Lymph node (LN) metastasis is a common feature of gastric adenocarcinoma (GAC) and is closely associated with a poor prognosis. Our previous study highlighted the pivotal role of nicotinamide N-methyltransferase (NNMT) in driving GAC carcinogenesis and malignant progression, primarily through its regulation of histone methylation. However, the mechanisms by which NNMT contributes to LN metastasis in GAC remain poorly understood. In this study, we demonstrated that elevated NNMT expression was positively correlated with LN metastasis and a poor prognosis in GAC patients. Gain- and loss-of-function experiments further revealed that NNMT accelerated GAC-related lymphangiogenesis, migration, and invasion in vitro and facilitated LN metastasis in vivo.
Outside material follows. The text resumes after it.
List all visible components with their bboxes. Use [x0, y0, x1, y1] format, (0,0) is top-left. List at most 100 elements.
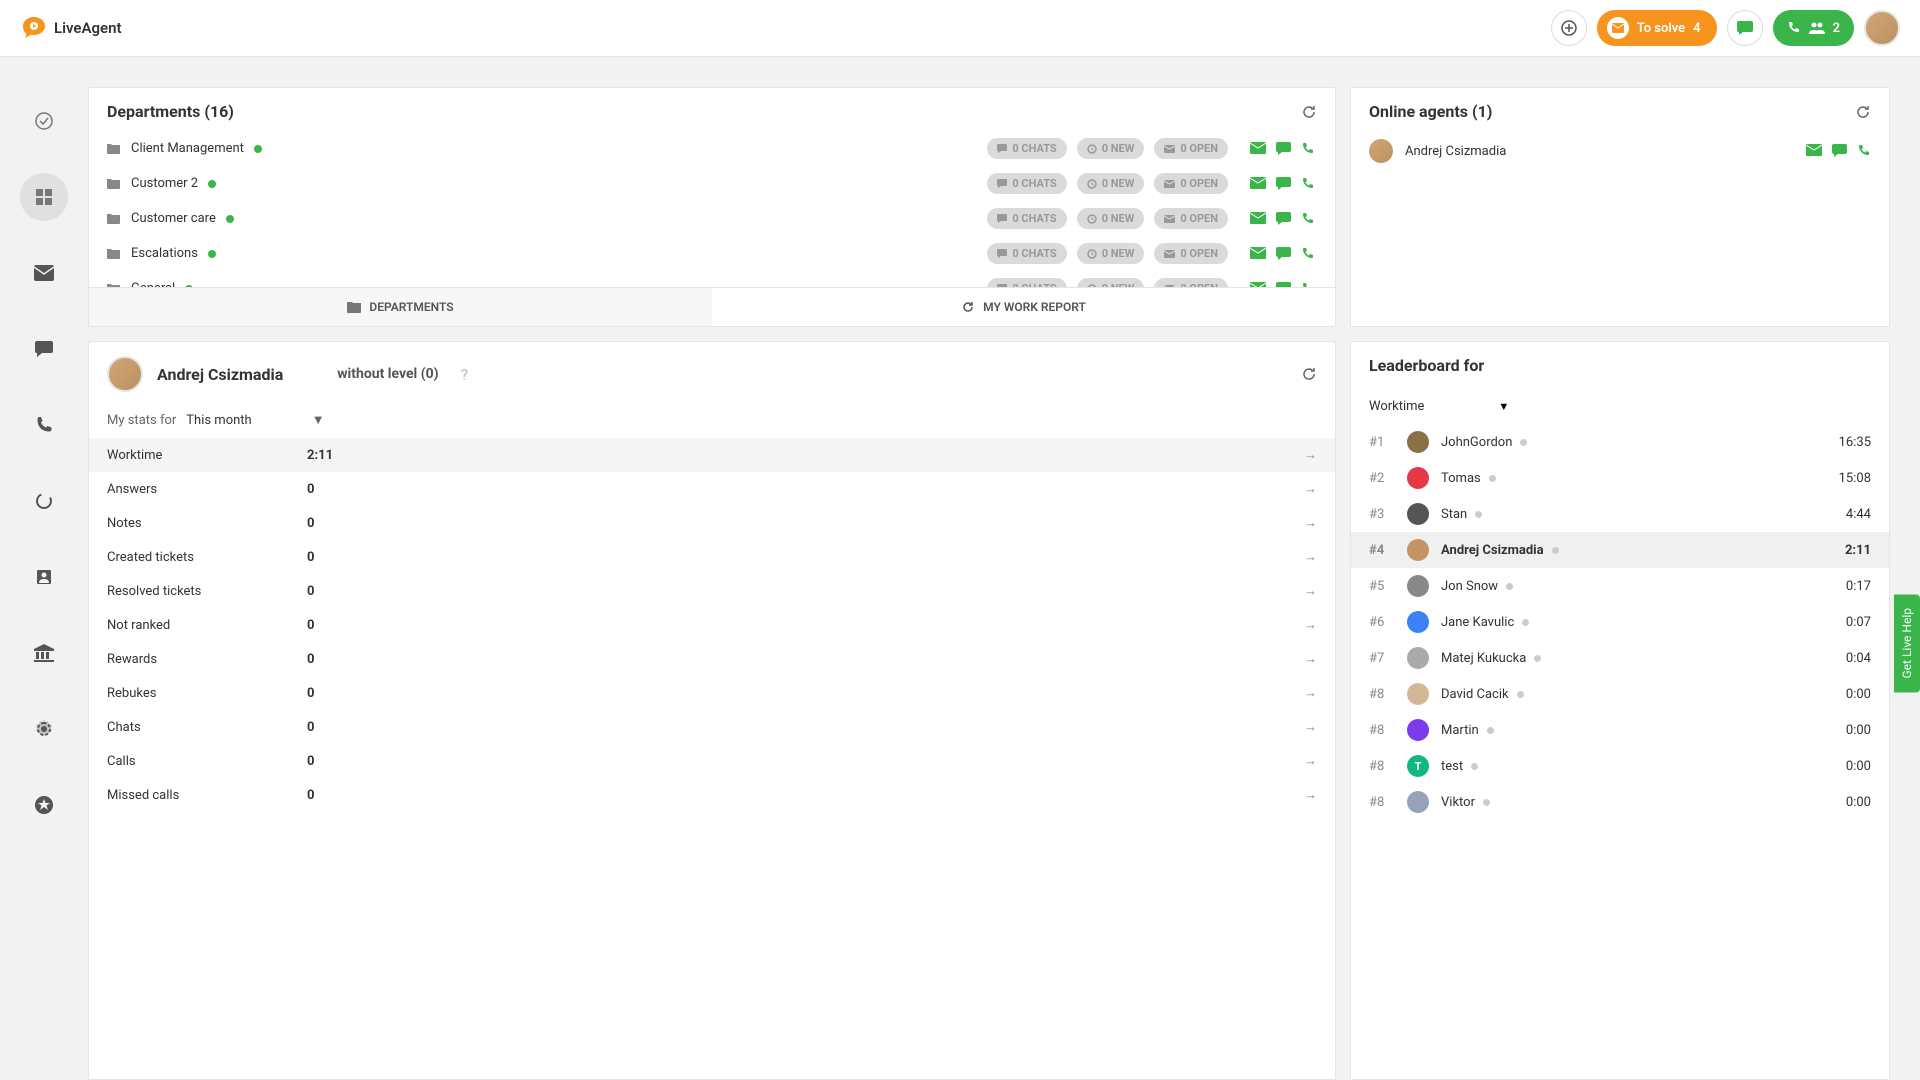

Mechanistically, NNMT promoted the degradation of NR4A3 mRNA by diminishing its mA methylation, which diminished the binding of NR4A3 protein to the promoters of fibroblast growth factor 2 (FGF2) and hepatocyte growth factor (HGF), leading to increased expression of FGF2 and HGF, which in turn enhanced lymphangiogenesis and facilitated lymphatic metastasis in GAC. Collectively, our findings suggest that NNMT plays an oncogenic role in GAC and may serve as a valuable prognostic biomarker and therapeutic target for treating LN-metastatic GAC. NNMT promotes NR4A3 mRNA degradation by diminishing its m6A methylation, consequently promoting lymphangiogenesis and lymphatic metastasis in GAC.